The Guyanese diaspora was ably assisted in the battle against the Burnham dictatorship by some non-Guyanese – nationals from Trinidad, India, Jamaica, and elsewhere. Yash Pal Soi, a national from India, joined the freedom movement in NY after encountering Guyanese in his business dealings. He ran a travel agency, owned a radio program, and was a cultural promoter of Bollywood artistes. He played a significant role in the advocacy for free and fair elections in Guyana.
Yash, who migrated to the US as a foreign student in the 1960s when it opened up to Indians, helped found several Indian organizations in America. He held an executive position with the Federation of Indian Associations that he helped to launch. Also, Yash hosted a weekly radio program in NY and was the leading promoter of Indian culture (Bollywood stars including iconic singers) in America during the 1980s. He was the Chief Engineer of NYC and was very close with NY Mayor Ed Koch for who he organized fundraisers in the Indian American community. And he had contacts with the Jimmy Carter (while he was President) administration and subsequently the Carter Center in Atlanta. Yash co-organized an Asian American fundraiser in 1980 for the re-election of Jimmy Carter that was attended by the President’s wife, Roslyn. Yash was also well connected with Members of Congress and politicians in New York and New Jersey state.
Yash was introduced to the Indian Guyanese community by businessman and community advocate Ramesh Kalicharran who informed him about the sufferings of the people in Guyana and sought his help to bring to the attention of Members of Congress about the human rights violations there. I had known Yash through my reporting as a community journalist. He had founded the India Day Parade in 1981 which I covered in community publications. Pandit Ramlall and myself were formally introduced to Yash by Kali. Given his political connections with Washington, New York, New Jersey, and the Carter Center in Atlanta, Kali and I asked for his assistance to help restore democracy in Guyana. Kali also introduced him to Cheddi Jagan who Yash met several times. He would later meet Sam Hinds in 1992 before the elections; Sam spent over a week in America hosted by Kali. Yash hosted Jagan on his radio program multiple times and also organized fundraisers for him and the PPP netting large amounts of proceeds.

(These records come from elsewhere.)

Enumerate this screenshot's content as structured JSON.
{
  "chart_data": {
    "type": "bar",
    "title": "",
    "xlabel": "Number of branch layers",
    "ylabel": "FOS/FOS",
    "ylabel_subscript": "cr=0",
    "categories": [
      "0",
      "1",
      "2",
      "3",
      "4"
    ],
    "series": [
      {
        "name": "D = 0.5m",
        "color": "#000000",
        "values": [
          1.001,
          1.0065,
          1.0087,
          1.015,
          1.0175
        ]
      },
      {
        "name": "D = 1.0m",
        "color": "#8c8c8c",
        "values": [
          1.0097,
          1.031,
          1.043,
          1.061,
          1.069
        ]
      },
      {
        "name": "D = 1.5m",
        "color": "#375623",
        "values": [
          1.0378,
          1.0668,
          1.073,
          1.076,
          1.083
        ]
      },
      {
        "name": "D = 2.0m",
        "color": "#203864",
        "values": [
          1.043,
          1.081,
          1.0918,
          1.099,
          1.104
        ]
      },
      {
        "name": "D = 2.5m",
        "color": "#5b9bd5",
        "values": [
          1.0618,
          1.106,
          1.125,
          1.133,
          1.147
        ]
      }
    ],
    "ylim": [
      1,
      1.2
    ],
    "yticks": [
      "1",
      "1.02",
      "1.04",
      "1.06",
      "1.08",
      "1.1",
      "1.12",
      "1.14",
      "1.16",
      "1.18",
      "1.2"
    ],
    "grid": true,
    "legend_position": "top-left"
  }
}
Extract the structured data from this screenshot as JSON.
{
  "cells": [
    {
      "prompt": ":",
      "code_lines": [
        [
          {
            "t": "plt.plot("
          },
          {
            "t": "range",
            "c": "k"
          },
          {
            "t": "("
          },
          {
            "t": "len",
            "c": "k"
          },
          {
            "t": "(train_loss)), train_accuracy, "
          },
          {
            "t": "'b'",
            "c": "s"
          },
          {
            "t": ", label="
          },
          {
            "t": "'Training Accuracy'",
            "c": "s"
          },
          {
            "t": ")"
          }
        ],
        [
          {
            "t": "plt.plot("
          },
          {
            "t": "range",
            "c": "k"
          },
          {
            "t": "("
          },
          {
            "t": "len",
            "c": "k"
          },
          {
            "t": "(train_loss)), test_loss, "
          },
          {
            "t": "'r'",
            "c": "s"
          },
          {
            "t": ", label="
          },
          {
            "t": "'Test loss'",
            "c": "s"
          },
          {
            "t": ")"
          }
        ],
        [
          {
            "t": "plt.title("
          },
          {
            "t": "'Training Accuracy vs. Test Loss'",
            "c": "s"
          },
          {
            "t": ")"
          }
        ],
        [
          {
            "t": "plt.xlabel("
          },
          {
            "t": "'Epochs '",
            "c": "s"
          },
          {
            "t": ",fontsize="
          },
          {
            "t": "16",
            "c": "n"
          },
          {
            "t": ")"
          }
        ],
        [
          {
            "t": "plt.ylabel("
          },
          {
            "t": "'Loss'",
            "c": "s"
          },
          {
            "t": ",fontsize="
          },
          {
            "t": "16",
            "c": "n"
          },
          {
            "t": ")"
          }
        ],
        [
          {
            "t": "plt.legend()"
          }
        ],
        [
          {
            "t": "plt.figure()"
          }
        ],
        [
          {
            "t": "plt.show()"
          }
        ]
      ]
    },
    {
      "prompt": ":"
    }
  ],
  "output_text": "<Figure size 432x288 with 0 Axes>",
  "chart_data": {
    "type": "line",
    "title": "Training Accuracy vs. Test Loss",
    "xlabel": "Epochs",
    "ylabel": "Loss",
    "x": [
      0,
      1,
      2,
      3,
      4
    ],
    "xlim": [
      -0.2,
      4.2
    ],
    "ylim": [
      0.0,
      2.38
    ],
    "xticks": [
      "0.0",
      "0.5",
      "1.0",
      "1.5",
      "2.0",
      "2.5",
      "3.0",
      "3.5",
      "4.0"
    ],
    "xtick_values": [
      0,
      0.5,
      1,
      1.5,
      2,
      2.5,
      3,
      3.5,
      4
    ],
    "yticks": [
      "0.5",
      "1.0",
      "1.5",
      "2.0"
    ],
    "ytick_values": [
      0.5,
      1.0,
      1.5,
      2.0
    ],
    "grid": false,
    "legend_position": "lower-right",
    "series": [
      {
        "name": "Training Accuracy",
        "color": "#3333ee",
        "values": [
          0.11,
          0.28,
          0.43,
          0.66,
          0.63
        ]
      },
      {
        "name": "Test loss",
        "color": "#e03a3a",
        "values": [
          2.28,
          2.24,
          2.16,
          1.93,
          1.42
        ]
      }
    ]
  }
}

He also got TV interviews for Jagan on Indian American community station. In addition, through Yash, Jagan was introduced to very prominent Indian nationals and Members of Congress to lend their support for the calls for free and fair elections in Guyana. Yash requested and got an appointment for Jagan to meet with the Directors of the Carter Center in Atlanta. Jagan tendered an invitation for President Carter to visit Guyana to assess conditions and make recommendations for free and fair elections. Yash also lobbied Members of Congress and appealed to the Bush Administration to apply political pressure on the Hoyte dictatorship to restore democratic governance and free up the economy. Several Members of Congress and President Bush Sr. released statements calling on the Guyana government to hold free and fair elections.
Jimmy Carter visited Guyana and recommended reforms for the holding of free and fair elections. Guyana held its first free and fair elections in October 1992. Jagan won. Democracy was restored. The country returned to economic liberalism. Guyana was open for business.
Cheddi was most grateful to Yash and others in the diaspora for their contributions to the restoration of democracy in Guyana.
The Guyanese people owe a debt of gratitude to Yash for his role in helping to restore democracy in the homeland. Yash earned the sobriquet of “Guyanese freedom fighter”. Yash was so recognized by those of us who were deeply involved in the freedom movement and knew his quiet role and contributions championing free and fair elections.
Yash invited President Jagdeo as Chief Guest for the India Day Parade in August 2011 on Madison Ave. Jagdeo attended the parade along with Donald Ramotar, Clement Rohee, and Irfaan Ali.
In October 2011, President Jagdeo honored Yash at a function at state house for his role in the liberation movement and for promoting Guyana in America. Pandit Ramlall and Ramesh Kalicharran were also honored at the ceremony.